The last straw came the third or fourth night Tolomeo left Jack waiting outside Meo's. All of a sudden, as Jack sat there in the dark, flashbulbs began popping in the weeds from a vacant lot across the street. Somebody was taking pictures.

Back at the police station, Jack finally had a talk with Sgt. George Murphy, the supervisor of detectives. "Sarg, what's going on?" he said. "I'm gonna get myself fired."

Murphy nodded and clued Jack in. Yeah, he said, that was probably the FBI taking surveillance pictures from the weeds. And he already knew all about Tolomeo.

"Somebody had to be his partner, Jim," Murphy said, "and you're new and we didn't think you'd get in trouble with him."

"Get me off," Jack said.

The next month, Jack had a new partner, Frank Czech. And 35 years after that, long after leaving the police force, Phil "Philly Beans" Tolomeo -- who was, indeed, related to the owner of Meo's -- entered the federal witness protection program. He explained to the FBI exactly how Frank Calabrese's extortion racket worked.

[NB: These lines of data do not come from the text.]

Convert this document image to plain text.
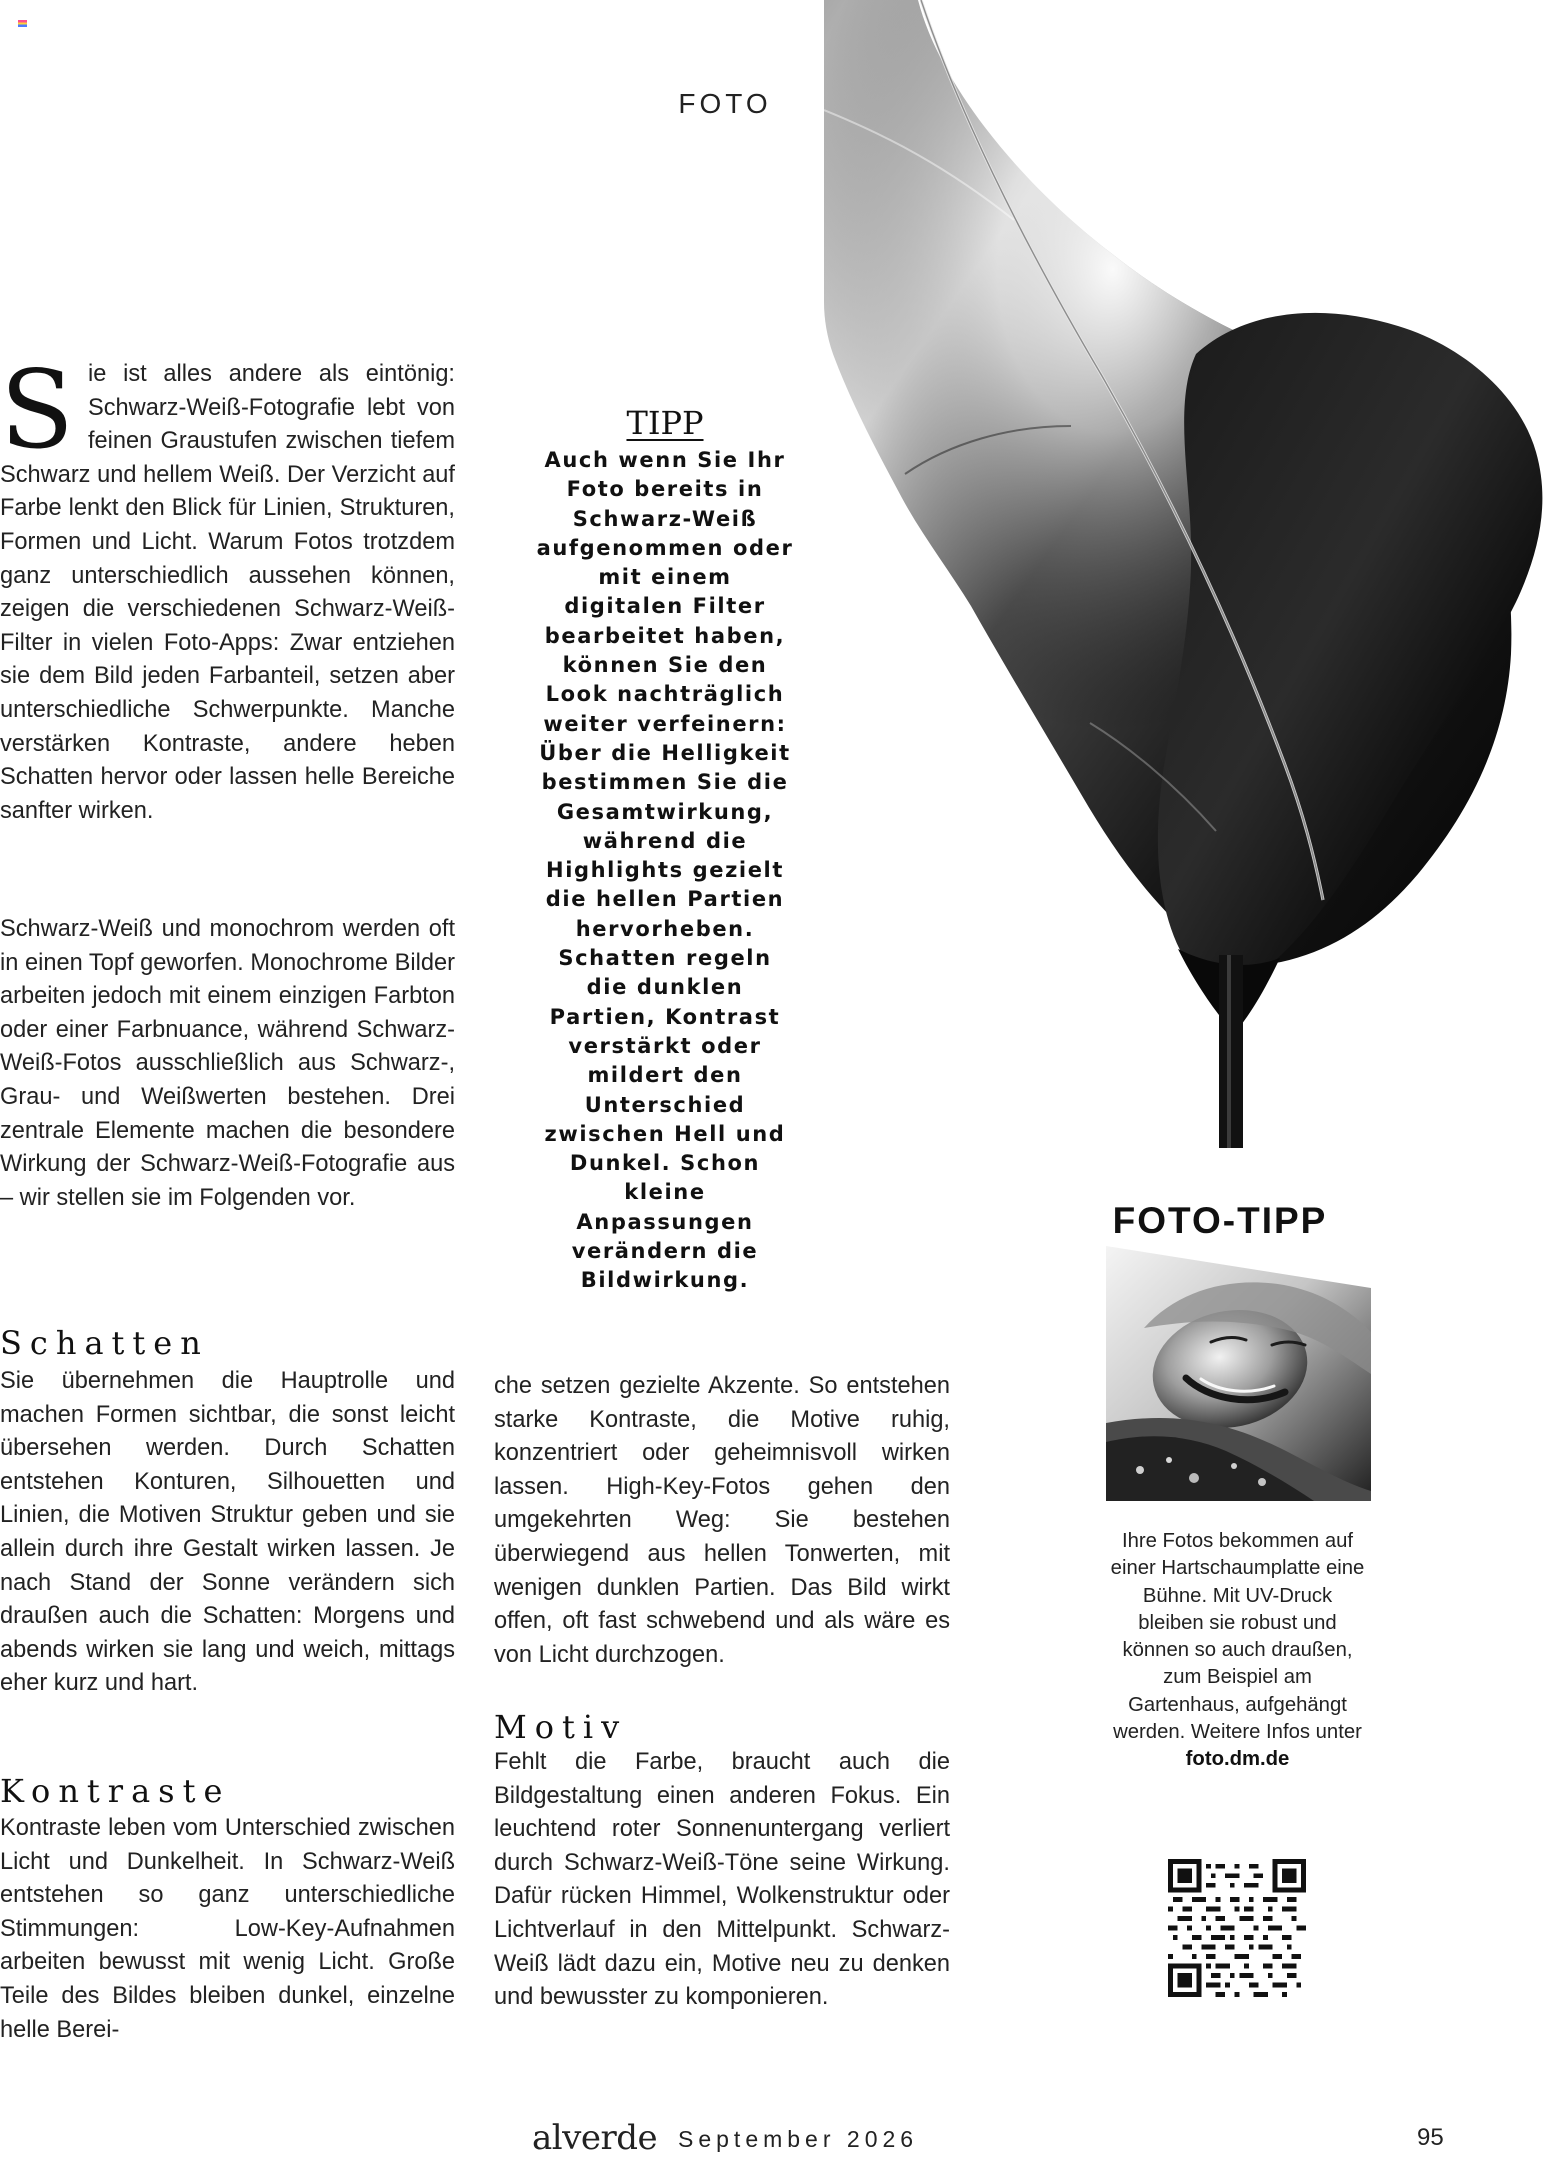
FOTO
S ie ist alles andere als eintönig: Schwarz-Weiß-Fotografie lebt von feinen Graustufen zwischen tiefem Schwarz und hellem Weiß. Der Verzicht auf Farbe lenkt den Blick für Linien, Strukturen, Formen und Licht. Warum Fotos trotzdem ganz unterschiedlich aussehen können, zeigen die verschiedenen Schwarz-Weiß-Filter in vielen Foto-Apps: Zwar entziehen sie dem Bild jeden Farbanteil, setzen aber unterschiedliche Schwerpunkte. Manche verstärken Kontraste, andere heben Schatten hervor oder lassen helle Bereiche sanfter wirken.
Schwarz-Weiß und monochrom werden oft in einen Topf geworfen. Monochrome Bilder arbeiten jedoch mit einem einzigen Farbton oder einer Farbnuance, während Schwarz-Weiß-Fotos ausschließlich aus Schwarz-, Grau- und Weißwerten bestehen. Drei zentrale Elemente machen die besondere Wirkung der Schwarz-Weiß-Fotografie aus – wir stellen sie im Folgenden vor.
TIPP
Auch wenn Sie Ihr Foto bereits in Schwarz-Weiß aufgenommen oder mit einem digitalen Filter bearbeitet haben, können Sie den Look nachträglich weiter verfeinern: Über die Helligkeit bestimmen Sie die Gesamtwirkung, während die Highlights gezielt die hellen Partien hervorheben. Schatten regeln die dunklen Partien, Kontrast verstärkt oder mildert den Unterschied zwischen Hell und Dunkel. Schon kleine Anpassungen verändern die Bildwirkung.
Schatten
Sie übernehmen die Hauptrolle und machen Formen sichtbar, die sonst leicht übersehen werden. Durch Schatten entstehen Konturen, Silhouetten und Linien, die Motiven Struktur geben und sie allein durch ihre Gestalt wirken lassen. Je nach Stand der Sonne verändern sich draußen auch die Schatten: Morgens und abends wirken sie lang und weich, mittags eher kurz und hart.
Kontraste
Kontraste leben vom Unterschied zwischen Licht und Dunkelheit. In Schwarz-Weiß entstehen so ganz unterschiedliche Stimmungen: Low-Key-Aufnahmen arbeiten bewusst mit wenig Licht. Große Teile des Bildes bleiben dunkel, einzelne helle Berei-
che setzen gezielte Akzente. So entstehen starke Kontraste, die Motive ruhig, konzentriert oder geheimnisvoll wirken lassen. High-Key-Fotos gehen den umgekehrten Weg: Sie bestehen überwiegend aus hellen Tonwerten, mit wenigen dunklen Partien. Das Bild wirkt offen, oft fast schwebend und als wäre es von Licht durchzogen.
Motiv
Fehlt die Farbe, braucht auch die Bildgestaltung einen anderen Fokus. Ein leuchtend roter Sonnenuntergang verliert durch Schwarz-Weiß-Töne seine Wirkung. Dafür rücken Himmel, Wolkenstruktur oder Lichtverlauf in den Mittelpunkt. Schwarz-Weiß lädt dazu ein, Motive neu zu denken und bewusster zu komponieren.
FOTO-TIPP
Ihre Fotos bekommen auf einer Hartschaumplatte eine Bühne. Mit UV-Druck bleiben sie robust und können so auch draußen, zum Beispiel am Gartenhaus, aufgehängt werden. Weitere Infos unter
foto.dm.de
alverde September 2026	95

Jack wasn't a Chicago cop for long. He left the police force in 1968 and became head of national security for Toys R Us. He had a family to support, and he was tired of moonlighting to make ends meet. One good-paying job made more sense than two or three poor paying jobs. Not bad for an ex-boxer from the West Side who grew up in an orphanage. But before turning in his badge, Jack gathered enough great cop stories for a lifetime.

Like the story about getting into a huge bar fight with Tony Spilotro, the vicious mob boss of Las Vegas who wound up dead in an Indiana cornfield.

Jack's story about Spilotro is a long one, starting in 1961 and ending in 1963. It's also a good one, involving a nightclub singer, a pretty girl and a grudge that wouldn't go away. But in the space I've got left here, I could never do it justice.

"You really should write that book," I tell Jack, whispering to him at the Family Secrets trial.

Up on the witness stand, a forensic pathologist is describing how Tony Spilotro and his brother Michael were beaten to death with nothing but fists, knees and feet.

"I just might," Jack says. "It was something."